SZ:   So I think that is probably what we wanted to discuss, is there anything that we have missed or we should also talk about?

SO:  I think that it’s a really great presentation and thank you for your cases which allowed us to speak about this specific type of metastasis in kidney cancer and how to choose one combo versus another. So there is, in fact, no recommendation of one combo which would be the best compared to another. But maybe you can give the summary of this presentation?
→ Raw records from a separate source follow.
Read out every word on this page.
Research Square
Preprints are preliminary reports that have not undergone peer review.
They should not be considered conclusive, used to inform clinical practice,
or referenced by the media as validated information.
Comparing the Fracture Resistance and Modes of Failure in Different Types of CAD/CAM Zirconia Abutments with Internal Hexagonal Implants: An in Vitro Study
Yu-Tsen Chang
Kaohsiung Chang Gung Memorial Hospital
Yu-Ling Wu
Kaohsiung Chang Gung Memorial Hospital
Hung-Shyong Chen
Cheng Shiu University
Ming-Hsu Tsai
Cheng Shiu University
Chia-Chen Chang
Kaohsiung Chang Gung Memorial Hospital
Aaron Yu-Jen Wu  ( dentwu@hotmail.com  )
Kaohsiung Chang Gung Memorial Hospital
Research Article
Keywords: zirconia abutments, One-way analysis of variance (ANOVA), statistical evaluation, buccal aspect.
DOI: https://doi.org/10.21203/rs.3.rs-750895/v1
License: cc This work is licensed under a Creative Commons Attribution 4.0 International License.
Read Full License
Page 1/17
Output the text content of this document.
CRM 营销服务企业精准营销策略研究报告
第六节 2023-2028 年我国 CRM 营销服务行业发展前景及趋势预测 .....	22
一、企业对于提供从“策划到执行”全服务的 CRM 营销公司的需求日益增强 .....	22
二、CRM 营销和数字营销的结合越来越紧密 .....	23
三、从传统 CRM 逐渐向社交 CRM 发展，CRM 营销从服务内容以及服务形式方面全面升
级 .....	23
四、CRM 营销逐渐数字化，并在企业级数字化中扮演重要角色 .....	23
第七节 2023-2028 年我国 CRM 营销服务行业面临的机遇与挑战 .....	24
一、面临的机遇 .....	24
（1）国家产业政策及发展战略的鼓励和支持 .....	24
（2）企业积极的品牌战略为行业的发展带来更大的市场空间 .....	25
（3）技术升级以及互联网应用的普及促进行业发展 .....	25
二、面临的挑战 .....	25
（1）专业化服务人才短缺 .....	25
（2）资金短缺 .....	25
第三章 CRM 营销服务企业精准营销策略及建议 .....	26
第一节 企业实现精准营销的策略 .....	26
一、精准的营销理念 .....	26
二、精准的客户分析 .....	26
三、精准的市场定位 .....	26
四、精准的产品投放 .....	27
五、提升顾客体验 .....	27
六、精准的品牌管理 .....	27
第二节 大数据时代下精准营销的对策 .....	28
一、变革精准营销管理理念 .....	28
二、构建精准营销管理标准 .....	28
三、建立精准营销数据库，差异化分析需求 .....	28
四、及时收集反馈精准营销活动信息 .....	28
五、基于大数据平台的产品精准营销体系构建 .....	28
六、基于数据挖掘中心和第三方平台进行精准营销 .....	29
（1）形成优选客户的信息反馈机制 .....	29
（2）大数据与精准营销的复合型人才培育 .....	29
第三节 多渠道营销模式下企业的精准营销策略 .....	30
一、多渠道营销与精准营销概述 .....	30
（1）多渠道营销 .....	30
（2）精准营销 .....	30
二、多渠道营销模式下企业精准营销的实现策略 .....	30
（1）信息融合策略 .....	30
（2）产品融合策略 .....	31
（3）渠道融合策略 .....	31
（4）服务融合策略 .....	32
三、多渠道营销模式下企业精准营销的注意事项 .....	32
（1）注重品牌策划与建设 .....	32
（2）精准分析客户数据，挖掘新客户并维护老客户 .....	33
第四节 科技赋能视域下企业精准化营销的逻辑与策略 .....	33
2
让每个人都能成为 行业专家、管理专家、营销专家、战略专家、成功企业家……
SZ:   So, to summarise, I think we should be aware of how to stage our patients. It’s not a rare site of metastasis, approximately one third of our patients will develop lesions. We best see them within CAT scans and sometimes we will need MRIs, I think that is very important. Then we have the high response rates of IO/TKI combos in those patients with bone lesions, probably because the tumours that metastasise to bones have a pro-angiogenic signature which makes those combos maybe the combos of choice. Then we have only a touched a little bit on the adverse events but you have pointed out that it’s not specific to the site of metastasis where you would use different management of those patients because bone lesions… this could be different for brain metastases but for bone metastasis it doesn’t play a role in most cases.

SO:  Thank you Stefanie, I think that is the end of this presentation so we tried to overview bone metastasis in kidney cancer. So go for a combination and go for maybe a TKI plus immunotherapy drugs. We would like to thank you for your attention, Stefanie and myself, have a good day.